L’accord entre les États-Unis et l’Iran annoncé conjointement dimanche pour mettre fin à des mois de conflit dans le golfe Persique a été salué par les organisations maritimes, même si celles-ci ont souligné que d’importantes questions de sécurité et d’ordre opérationnel restaient en suspens, notamment la menace des mines. L’accord, qui met fin aux hostilités, lève le blocus américain sur les ports iraniens et rouvre le détroit d’Ormuz, doit être signé officiellement vendredi à Genève.
« Les déclarations des États-Unis et de l’Iran sont pour l’instant floues et ne fournissent pas suffisamment d’informations sur des aspects clés tels que le calendrier et les itinéraires sécuritaires », a déclaré Jakob Larsen, directeur de la sûreté et de la sécurité chez BIMCO.
« En raison du manque de détails et d’un passé marqué par des assurances trop optimistes, nous estimons que la situation sécuritaire pour le secteur du transport maritime reste instable, et nous considérons toujours qu’il est très risqué pour les navires de commencer à transiter à ce stade. Nous conseillons aux armateurs de continuer à effectuer des évaluations approfondies des risques et appelons toutes les parties à donner la priorité à la sécurité des marins. »
« Idéalement, le plan de reprise du trafic maritime devrait être dirigé par un organisme neutre comme l’ONU. Un tel plan permettrait de clarifier des aspects tels que les itinéraires sécuritaires, les mesures de séparation du trafic, l’ordre de départ des navires du golfe, les procédures de signalement, les procédures de sécurité à bord, ainsi que les procédures de protection navale et d’intervention d’urgence. »
Larsen a poursuivi : « La prochaine étape consiste à rassurer les armateurs sur le fait que le transit par le détroit d’Ormuz est non seulement autorisé, mais aussi sécuritaire. Les navires bloqués dans le golfe Persique auront tout intérêt à partir dès que les conditions de sécurité le permettront.
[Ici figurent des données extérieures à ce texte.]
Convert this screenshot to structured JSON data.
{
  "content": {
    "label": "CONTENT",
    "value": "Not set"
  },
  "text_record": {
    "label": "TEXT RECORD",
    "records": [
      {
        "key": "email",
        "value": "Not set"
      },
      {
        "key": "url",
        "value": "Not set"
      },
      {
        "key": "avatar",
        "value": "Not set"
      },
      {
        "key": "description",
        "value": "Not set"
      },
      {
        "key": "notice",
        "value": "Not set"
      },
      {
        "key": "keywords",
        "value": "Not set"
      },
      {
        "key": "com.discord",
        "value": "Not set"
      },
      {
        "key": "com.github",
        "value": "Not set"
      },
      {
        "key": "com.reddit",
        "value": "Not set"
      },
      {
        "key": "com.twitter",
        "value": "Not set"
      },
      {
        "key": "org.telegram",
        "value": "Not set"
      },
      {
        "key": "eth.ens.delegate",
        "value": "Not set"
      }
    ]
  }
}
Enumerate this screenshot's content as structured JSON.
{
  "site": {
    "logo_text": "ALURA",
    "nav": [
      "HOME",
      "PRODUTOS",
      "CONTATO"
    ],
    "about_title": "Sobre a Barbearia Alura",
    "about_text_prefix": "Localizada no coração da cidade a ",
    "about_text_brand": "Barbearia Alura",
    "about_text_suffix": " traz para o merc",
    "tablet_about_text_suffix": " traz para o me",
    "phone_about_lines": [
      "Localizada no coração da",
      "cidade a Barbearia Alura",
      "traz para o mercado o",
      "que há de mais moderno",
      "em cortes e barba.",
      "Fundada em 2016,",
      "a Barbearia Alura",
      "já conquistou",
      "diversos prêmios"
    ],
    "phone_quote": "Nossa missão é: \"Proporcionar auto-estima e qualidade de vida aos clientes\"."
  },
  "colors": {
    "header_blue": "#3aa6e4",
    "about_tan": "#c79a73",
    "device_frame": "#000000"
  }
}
Cela doit se faire de manière coordonnée en raison de la nature étroite du détroit.
« La menace des mines dans la région reste une préoccupation immédiate ainsi qu’à plus long terme, et des routes exemptes de mines doivent être établies. Des garanties crédibles de la part des deux parties au conflit doivent être données avant que le trafic puisse reprendre pleinement son niveau d’avant le conflit. »
Selon certains rapports du secteur, le déminage du détroit pourrait prendre plusieurs semaines.
Niels Rasmussen, analyste en chef du transport maritime chez BIMCO, a ajouté : « Selon Kpler, 600 navires restent bloqués dans le golfe Persique, dont environ 250 pétroliers. Nous prévoyons qu’il faudra plusieurs semaines pour que tous les navires quittent le golfe Persique. Nous avons constaté une augmentation du nombre de navires transitant par le détroit la semaine dernière, mais rien n’indique pour l’instant que l’annonce d’un accord ait changé la situation. »
Les conséquences sur les marins
La Chambre internationale de la marine marchande (ICS) a salué cet accord tout en soulignant les conséquences humanitaires du conflit sur les marins.
« Cette annonce est un soulagement pour les 20 000 marins qui se sont retrouvés pris au piège au cœur de cette guerre », a déclaré Thomas Kazakos, secrétaire général de l’ICS.
« Leur évacuation en toute sécurité de la région doit être une priorité absolue, mais cela prendra du temps. »
Kazakos a indiqué qu’environ 500 navires devaient encore transiter par le détroit pour quitter la région et a appelé à une coordination étroite entre les gouvernements, les acteurs du secteur et l’Organisation maritime internationale (OMI).
« Le principe fondamental de la liberté de navigation a été mis de côté pendant la guerre, et de nombreux marins ont malheureusement été blessés ou ont perdu la vie », a-t-il déclaré. « Alors que nous espérons maintenant nous diriger vers la paix, nous devons veiller à ce que les navires puissent à nouveau traverser le détroit d’Ormuz sans entrave, sans payer de péage ni être soumis à d’autres mécanismes de contrôle. »
Le secrétaire général de l’OMI, Arsenio Dominguez, a déclaré que cet accord permettrait à l’agence des Nations Unies d’aller de l’avant avec ses plans visant à évacuer des milliers de marins bloqués dans la région, tout en précisant que la mise en œuvre prendrait du temps afin de s’assurer que les garanties de sécurité nécessaires soient en place.
« L’Organisation travaille en étroite collaboration avec les États membres et ses partenaires pour mettre en œuvre ce plan de manière sûre et efficace », a déclaré l’OMI.
Selon l’agence, au moins 46 attaques contre la navigation internationale ont été confirmées dans et autour du détroit d’Ormuz depuis le début du conflit, le 28 février.